A Companion for Life's Little Dilemmas

A decision-making companion with the soul of a warm pebble. No algorithms, no login walls — just satisfying physics and pure randomness.

FlutterSQLiteLocal-FirstMaterial 3
Flame Tree Pick interface screenshot
iOS · Android

Flame Tree Pick started from a small annoyance: every dinner-time we’d ask each other what to eat, and every night we’d land on the same three places. We wanted a tool that could break the deadlock — light and tactile, not algorithmic pressure in disguise.

The pebble metaphor

We didn’t want to design a “random picker” app. The category is full of slot-machine UIs and aggressive onboarding. Instead we asked: what does a warm version of randomness look like? The answer was a pebble — something you hold, weigh, give a little shake, and watch settle.

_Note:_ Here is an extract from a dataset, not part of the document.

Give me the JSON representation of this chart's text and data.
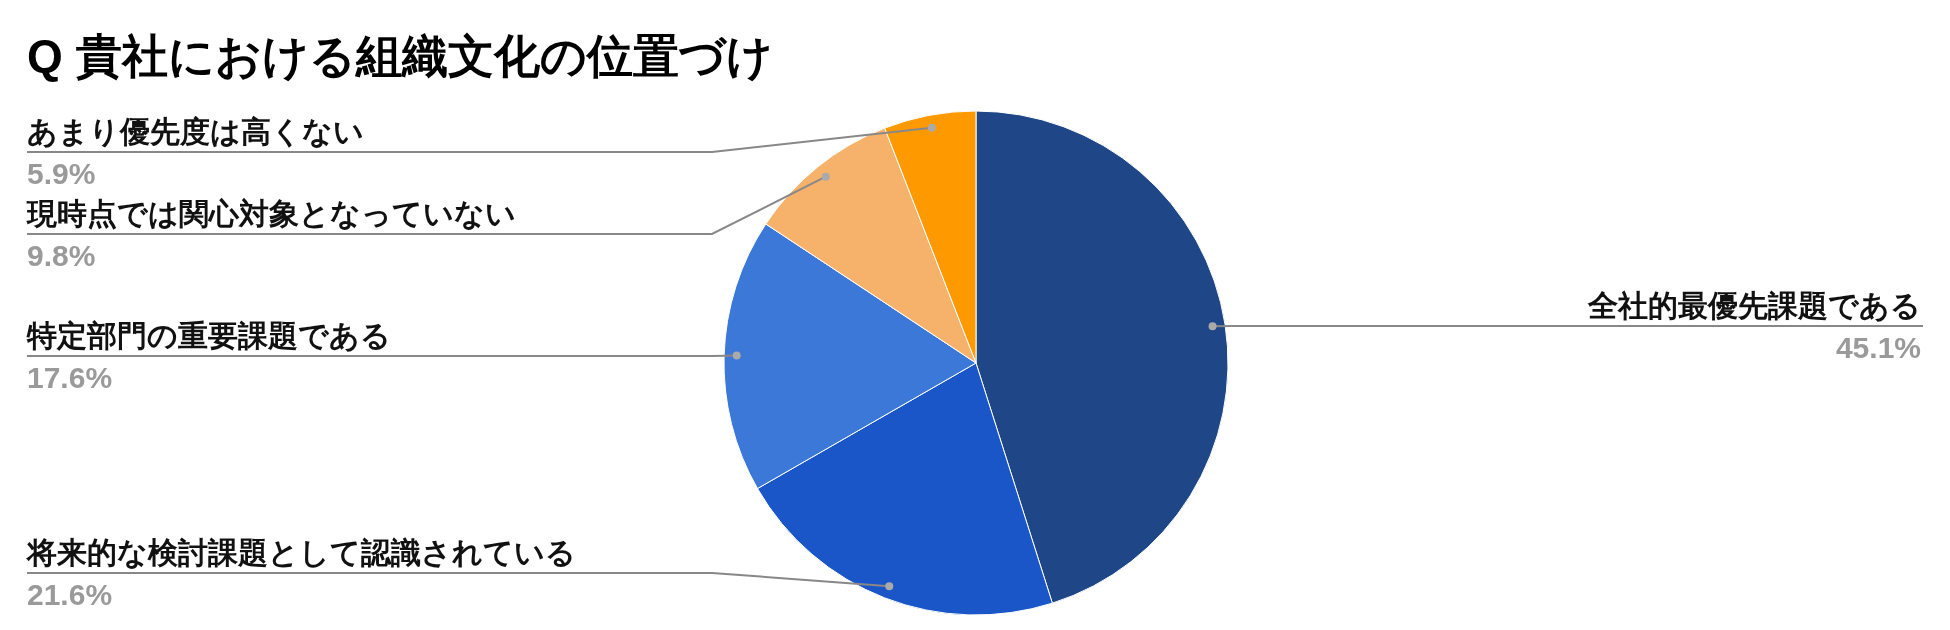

Give fate a shake. The decision wasn’t yours; you just helped it land.

Why local-first

Pick has no account, no analytics, no cloud sync. Your option lists live in a local SQLite file. We chose this because the product makes a promise — “this is your tool, not ours” — and that promise breaks the moment you have to log in to choose between ramen and pizza.

  • Zero network calls in the core loop — the app works on a plane, in a basement, forever.
  • SQLite means your decisions outlive the app: you can crack open the file in any tool.
  • If we shut the studio down tomorrow, your data stays where it’s always been — on your device.

Building the physics

The shake interaction uses the device accelerometer, but the feel came from a lot of small tuning. We landed on a softened spring with a tiny over-shoot — the pebble nudges past its target by ~6% then settles, which reads as “weight” to the body even though the eye barely registers it.

final spring = SpringDescription(
  mass: 1.2,
  stiffness: 180,
  damping: 14, // just under critical → 6% overshoot
);

What we learned

Most decision tools optimize for correctness — giving you the “right” answer based on history, weights, ML. We optimized for closure: the small relief of having decided. Turns out the warmest tool is the one that gets out of the way.